Several weeks ago when I wrote about my childhood fascination with author Robert Louis Stevenson’s poetry, the work of another writer came to mind. Howard R. Garis, a journalist, created stories of a loveable old rabbit named Uncle Wiggily Longears. They first appeared in a newspaper way back in 1910. I got acquainted with Uncle Wiggily because of my cousin Harold.

Each year, I spent a few weeks of my summer vacation with my aunt and uncle who lived in Panama City, Fla. I was around ten, five years older than their son, Harold, an adventuresome little guy whose interests leaned toward the outdoors.
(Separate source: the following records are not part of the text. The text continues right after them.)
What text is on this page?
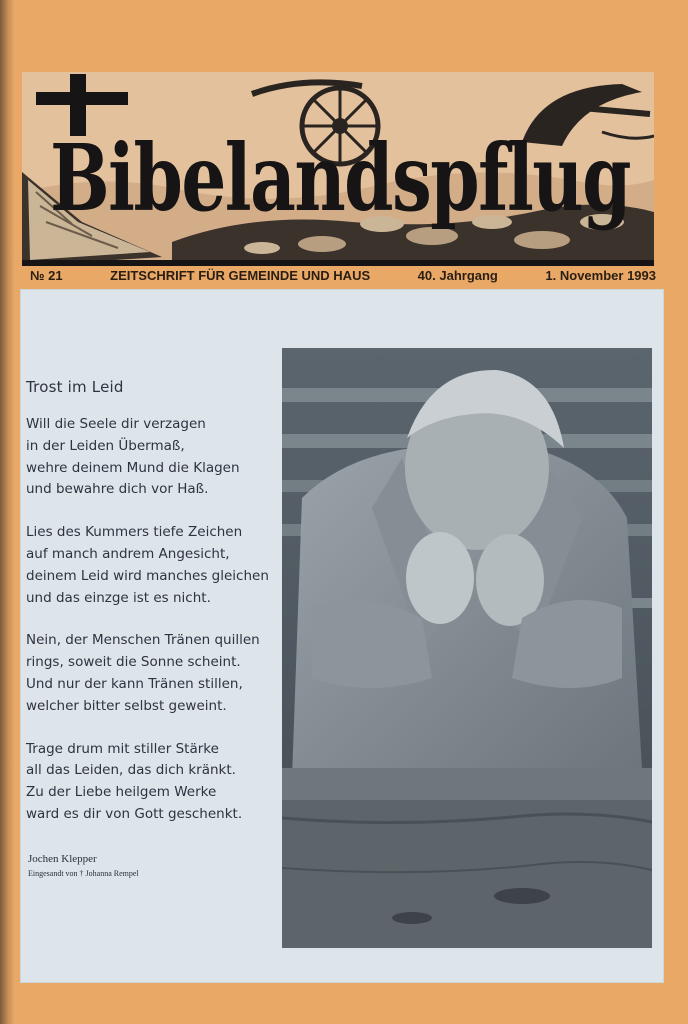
Bibelandspflug
№ 21	ZEITSCHRIFT FÜR GEMEINDE UND HAUS	40. Jahrgang	1. November 1993
Trost im Leid
Will die Seele dir verzagen
in der Leiden Übermaß,
wehre deinem Mund die Klagen
und bewahre dich vor Haß.
Lies des Kummers tiefe Zeichen
auf manch andrem Angesicht,
deinem Leid wird manches gleichen
und das einzge ist es nicht.
Nein, der Menschen Tränen quillen
rings, soweit die Sonne scheint.
Und nur der kann Tränen stillen,
welcher bitter selbst geweint.
Trage drum mit stiller Stärke
all das Leiden, das dich kränkt.
Zu der Liebe heilgem Werke
ward es dir von Gott geschenkt.
Jochen Klepper
Eingesandt von † Johanna Rempel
He liked exploring the wooded lot behind the house. To his delight, a gopher tortoise showed up every afternoon for Harold to dowse it with water from a hose and feed it lettuce. Every once in a while, Harold slipped off to wade and fish in a lake which was a block away. Other times, you might find him with his daddy’s hammer and some nails in hand, intent on building something. (Little did we realize that when he grew up, he would make his living building beautiful homes.)

On the other hand, I enjoyed the playhouse a playmate and I had rooted out among the palmettos in the woods. I am thankful Harold and I did share one common interest. I loved to read; he liked having someone to read to him. We discovered an Uncle Wiggly book during a shopping trip to the five and dime one day. What a treasure that turned out to be.

We sat on the couch in my aunt’s living room, reading and turning page after page of the Uncle Wiggily book. When I completed one story, Harold begged for “just one more.” He kept pleading until we finished the book. Every summer for the next few years when I returned, he always brought out Uncle Wiggily for us to enjoy. Even after he learned to read, he still wanted me to read it to him. During visits with each other through the years, I reminded him of that.

Looking back, it really was fun setting out on an adventure together with the cheerful bunny rabbit gentleman. The stories could make us forget the sudden summer showers that chased us inside. Even the pain of a stubbed toe or skinned knee faded as we listened to Uncle Wiggily with some of “his” friends like Dr. Possum and Nurse Jane Fuzzy Wuzzy. Today you can listen to a brief reading from an Uncle Wiggily book on the Internet.

I never noticed Uncle Wiggily books on the market during my children’s childhood, but one day I discovered my old friend in a chain bookstore. The book with a beautifully illustrated jacket sat atop a stack of books at a sale table. The pictures and type were similar to Harold’s paperback book. I pulled out my store gift certificate and made the purchase. I just could not resist.